Una nuova ricerca internazionale ha dimostrato che alcuni batteri originari della bocca possono migrare nell’intestino e contribuire in modo diretto alla progressione delle malattie epatiche croniche. Lo studio, co-condotto dal King’s College di Londra, dal King’s College Hospital NHS Foundation Trust e dalla Technical University of Munich, in collaborazione con il Quadram Institute, è stato pubblicato su Nature Microbiology. I ricercatori hanno osservato che, nei pazienti con malattia epatica cronica avanzata (ACLD), batteri tipicamente presenti nel cavo orale colonizzano l’intestino, alterandone l’equilibrio. L’ACLD è caratterizzata da una progressiva cicatrizzazione del fegato che ne compromette il funzionamento, fino a portare alla cirrosi e, nei casi più gravi, all’insufficienza epatica.

Questa scoperta rafforza l’idea che la salute del fegato sia strettamente legata a quella dell’intestino e del microbioma, e introduce un nuovo attore inatteso: la bocca.

La traslocazione oro-intestino e il gene che rompe la barriera

Analizzando campioni di saliva e feci di 86 pazienti con ACLD, i ricercatori hanno identificato specifici ceppi batterici, in particolare delle specie Veillonella e Streptococcus, capaci di spostarsi dalla bocca all’intestino. Questo fenomeno, definito “traslocazione oro-intestino”, risultava più frequente e marcato nelle fasi avanzate della malattia.
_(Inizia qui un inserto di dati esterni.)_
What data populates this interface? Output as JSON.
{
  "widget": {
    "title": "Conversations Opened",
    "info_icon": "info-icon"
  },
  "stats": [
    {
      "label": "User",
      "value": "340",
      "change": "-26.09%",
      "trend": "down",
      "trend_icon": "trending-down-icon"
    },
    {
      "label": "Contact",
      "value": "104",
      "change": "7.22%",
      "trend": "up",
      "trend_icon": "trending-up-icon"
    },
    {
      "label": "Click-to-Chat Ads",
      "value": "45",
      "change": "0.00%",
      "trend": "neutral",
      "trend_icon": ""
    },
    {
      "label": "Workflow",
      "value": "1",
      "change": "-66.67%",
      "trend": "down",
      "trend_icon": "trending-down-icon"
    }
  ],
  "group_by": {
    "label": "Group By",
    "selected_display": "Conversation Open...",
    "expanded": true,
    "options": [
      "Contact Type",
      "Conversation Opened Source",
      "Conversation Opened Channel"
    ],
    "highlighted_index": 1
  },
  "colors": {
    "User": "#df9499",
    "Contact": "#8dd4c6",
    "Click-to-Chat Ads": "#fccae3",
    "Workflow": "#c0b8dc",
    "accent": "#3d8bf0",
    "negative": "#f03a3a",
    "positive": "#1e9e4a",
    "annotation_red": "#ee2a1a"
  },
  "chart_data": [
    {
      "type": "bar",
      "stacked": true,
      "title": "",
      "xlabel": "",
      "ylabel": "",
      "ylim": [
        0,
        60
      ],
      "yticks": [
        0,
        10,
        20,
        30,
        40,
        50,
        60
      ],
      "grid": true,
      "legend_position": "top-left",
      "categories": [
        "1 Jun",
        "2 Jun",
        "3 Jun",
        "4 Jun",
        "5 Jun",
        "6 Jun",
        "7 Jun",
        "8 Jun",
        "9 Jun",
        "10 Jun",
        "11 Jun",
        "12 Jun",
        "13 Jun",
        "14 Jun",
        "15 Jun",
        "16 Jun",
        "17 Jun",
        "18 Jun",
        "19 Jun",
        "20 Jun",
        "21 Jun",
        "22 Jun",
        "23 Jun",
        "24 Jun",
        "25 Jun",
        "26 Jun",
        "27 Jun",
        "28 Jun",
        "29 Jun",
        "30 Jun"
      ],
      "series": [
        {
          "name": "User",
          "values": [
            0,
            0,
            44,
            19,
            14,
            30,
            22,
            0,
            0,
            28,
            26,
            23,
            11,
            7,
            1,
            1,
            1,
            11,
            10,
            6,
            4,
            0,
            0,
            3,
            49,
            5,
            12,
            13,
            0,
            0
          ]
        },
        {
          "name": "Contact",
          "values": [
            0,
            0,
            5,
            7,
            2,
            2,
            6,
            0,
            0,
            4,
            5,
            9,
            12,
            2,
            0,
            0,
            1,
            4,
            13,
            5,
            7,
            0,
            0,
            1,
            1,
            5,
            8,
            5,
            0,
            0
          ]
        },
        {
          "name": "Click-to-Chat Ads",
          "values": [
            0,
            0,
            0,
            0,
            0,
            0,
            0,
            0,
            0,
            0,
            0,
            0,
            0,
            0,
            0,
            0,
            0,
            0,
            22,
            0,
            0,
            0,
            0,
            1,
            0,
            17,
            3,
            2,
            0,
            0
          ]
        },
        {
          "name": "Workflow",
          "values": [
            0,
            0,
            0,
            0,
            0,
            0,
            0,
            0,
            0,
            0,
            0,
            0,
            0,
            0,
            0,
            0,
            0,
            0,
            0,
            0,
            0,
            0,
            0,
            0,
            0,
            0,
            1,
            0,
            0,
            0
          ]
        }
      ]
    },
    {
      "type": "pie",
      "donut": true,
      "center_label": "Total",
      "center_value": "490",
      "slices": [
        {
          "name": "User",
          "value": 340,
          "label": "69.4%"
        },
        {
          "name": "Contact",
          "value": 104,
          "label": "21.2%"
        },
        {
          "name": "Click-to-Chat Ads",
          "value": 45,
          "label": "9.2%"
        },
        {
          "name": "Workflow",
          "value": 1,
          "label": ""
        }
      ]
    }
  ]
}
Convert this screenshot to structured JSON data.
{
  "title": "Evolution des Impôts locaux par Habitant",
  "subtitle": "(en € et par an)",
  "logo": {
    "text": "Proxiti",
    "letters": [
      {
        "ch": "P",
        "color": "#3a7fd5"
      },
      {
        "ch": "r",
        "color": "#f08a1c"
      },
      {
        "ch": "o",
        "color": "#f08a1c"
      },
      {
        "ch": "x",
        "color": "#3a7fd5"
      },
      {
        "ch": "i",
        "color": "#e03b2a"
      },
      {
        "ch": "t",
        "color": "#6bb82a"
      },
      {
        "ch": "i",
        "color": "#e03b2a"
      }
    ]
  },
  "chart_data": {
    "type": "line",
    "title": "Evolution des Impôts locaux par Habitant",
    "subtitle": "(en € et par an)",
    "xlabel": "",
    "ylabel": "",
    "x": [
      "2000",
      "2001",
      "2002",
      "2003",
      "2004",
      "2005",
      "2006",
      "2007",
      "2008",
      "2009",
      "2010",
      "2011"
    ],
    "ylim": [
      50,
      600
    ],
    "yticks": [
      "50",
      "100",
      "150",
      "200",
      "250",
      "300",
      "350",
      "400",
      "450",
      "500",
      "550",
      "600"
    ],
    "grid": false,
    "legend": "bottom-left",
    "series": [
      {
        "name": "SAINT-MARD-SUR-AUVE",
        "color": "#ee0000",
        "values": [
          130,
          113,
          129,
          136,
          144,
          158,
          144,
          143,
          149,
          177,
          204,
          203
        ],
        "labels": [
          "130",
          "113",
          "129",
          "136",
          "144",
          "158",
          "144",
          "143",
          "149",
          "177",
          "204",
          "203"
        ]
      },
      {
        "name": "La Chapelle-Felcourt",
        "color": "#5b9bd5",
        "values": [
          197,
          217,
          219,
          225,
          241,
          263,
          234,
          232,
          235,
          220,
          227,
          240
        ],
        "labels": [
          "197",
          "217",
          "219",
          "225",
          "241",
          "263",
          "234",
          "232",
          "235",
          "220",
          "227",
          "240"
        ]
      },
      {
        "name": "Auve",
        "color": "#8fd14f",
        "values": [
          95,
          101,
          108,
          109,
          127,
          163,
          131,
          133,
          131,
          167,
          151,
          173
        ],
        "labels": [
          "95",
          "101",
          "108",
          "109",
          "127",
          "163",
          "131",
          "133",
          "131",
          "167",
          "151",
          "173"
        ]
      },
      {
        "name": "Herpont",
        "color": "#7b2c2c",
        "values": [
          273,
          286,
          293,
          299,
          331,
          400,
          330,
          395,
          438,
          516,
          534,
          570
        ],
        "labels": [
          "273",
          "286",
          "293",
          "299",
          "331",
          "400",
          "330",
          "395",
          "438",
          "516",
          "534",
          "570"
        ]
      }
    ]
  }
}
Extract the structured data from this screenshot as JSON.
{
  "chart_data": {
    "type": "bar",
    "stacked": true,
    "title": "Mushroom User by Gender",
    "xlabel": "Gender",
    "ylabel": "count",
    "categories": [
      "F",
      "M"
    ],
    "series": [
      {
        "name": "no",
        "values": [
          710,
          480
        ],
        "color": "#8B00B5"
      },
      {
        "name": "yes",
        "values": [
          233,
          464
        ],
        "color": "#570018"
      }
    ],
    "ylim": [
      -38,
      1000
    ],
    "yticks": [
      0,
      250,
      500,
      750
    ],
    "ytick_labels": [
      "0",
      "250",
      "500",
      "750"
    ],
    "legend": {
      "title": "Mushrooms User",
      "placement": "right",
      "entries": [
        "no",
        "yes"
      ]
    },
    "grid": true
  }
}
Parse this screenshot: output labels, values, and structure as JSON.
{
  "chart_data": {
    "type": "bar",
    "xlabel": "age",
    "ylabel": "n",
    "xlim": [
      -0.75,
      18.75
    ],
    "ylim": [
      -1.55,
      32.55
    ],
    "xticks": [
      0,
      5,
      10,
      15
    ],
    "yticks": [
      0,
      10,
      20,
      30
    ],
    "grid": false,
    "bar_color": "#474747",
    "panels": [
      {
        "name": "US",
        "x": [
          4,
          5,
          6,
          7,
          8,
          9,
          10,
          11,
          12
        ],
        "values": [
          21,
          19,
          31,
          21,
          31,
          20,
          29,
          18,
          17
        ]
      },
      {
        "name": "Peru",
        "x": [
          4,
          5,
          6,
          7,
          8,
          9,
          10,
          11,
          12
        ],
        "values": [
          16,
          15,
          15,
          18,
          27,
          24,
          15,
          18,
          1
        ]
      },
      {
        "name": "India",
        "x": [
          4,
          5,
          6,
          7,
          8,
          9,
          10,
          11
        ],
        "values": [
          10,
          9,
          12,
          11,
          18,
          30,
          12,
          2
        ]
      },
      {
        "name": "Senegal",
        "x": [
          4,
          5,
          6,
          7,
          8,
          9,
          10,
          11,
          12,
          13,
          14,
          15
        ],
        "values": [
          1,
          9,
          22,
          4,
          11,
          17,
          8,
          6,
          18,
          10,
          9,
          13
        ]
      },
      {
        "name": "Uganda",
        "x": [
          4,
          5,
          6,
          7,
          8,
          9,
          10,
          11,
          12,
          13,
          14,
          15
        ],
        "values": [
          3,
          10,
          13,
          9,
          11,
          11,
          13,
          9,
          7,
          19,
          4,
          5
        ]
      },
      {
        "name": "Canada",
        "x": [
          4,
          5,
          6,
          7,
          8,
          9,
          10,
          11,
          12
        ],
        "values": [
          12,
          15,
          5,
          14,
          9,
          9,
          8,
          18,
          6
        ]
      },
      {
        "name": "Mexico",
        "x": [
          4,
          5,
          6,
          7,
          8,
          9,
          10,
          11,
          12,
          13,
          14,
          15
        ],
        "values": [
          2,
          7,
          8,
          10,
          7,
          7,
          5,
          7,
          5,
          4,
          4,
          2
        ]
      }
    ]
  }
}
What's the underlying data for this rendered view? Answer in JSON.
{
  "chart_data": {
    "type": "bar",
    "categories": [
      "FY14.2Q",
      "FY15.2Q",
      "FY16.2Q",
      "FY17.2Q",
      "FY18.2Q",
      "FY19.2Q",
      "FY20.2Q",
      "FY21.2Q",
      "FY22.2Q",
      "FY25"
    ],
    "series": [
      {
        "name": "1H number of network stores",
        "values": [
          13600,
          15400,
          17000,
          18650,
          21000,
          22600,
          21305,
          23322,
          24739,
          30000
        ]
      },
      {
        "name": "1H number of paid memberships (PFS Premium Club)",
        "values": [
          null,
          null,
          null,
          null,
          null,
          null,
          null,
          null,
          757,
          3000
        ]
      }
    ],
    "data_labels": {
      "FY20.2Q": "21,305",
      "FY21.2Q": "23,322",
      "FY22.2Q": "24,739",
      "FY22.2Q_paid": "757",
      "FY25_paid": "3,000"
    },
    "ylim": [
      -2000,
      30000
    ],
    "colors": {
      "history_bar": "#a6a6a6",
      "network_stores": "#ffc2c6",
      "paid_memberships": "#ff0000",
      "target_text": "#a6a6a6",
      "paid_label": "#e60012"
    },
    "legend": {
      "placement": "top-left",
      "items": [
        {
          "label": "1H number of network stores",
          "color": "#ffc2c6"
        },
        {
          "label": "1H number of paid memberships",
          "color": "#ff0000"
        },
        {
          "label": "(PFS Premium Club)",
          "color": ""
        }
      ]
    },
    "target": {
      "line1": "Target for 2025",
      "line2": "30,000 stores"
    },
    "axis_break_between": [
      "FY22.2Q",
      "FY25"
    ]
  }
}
Ciò che distingueva questi batteri era la presenza del gene prtC, responsabile della produzione di una collagenasi, un enzima in grado di degradare il collagene che mantiene integra la barriera intestinale. Quando questa barriera si indebolisce, batteri e molecole infiammatorie possono entrare nel flusso sanguigno, raggiungere il fegato e aggravare i processi di infiammazione e fibrosi attraverso l’asse intestino-fegato. I livelli di prtC nelle feci risultavano fortemente associati alla gravità della malattia, suggerendo un ruolo attivo di questi batteri nella progressione dell’ACLD.

Un nuovo biomarcatore e possibili strategie preventive

Uno degli aspetti più promettenti dello studio riguarda il potenziale diagnostico del gene prtC. I ricercatori hanno scoperto che la sua presenza distingue i pazienti con ACLD dagli individui sani con un’accuratezza paragonabile a quella degli strumenti clinici già utilizzati in ospedale.

Poiché la malattia epatica cronica viene spesso diagnosticata in fase avanzata, un biomarcatore microbico rilevabile precocemente potrebbe rappresentare un progresso cruciale. Inoltre, lo studio mostra che, con il peggioramento dell’ACLD, i microbiomi orale e intestinale diventano sempre più simili, con un aumento di batteri orali nell’intestino ricchi di geni di resistenza antimicrobica e fattori di virulenza.

Questo schema non è stato osservato in pazienti con sepsi grave senza malattia epatica, indicando che il fenomeno è specifico dell’ACLD. Prendere di mira la traslocazione oro-intestino potrebbe aprire nuove strade terapeutiche, dalla protezione della barriera intestinale alla modulazione del microbioma orale.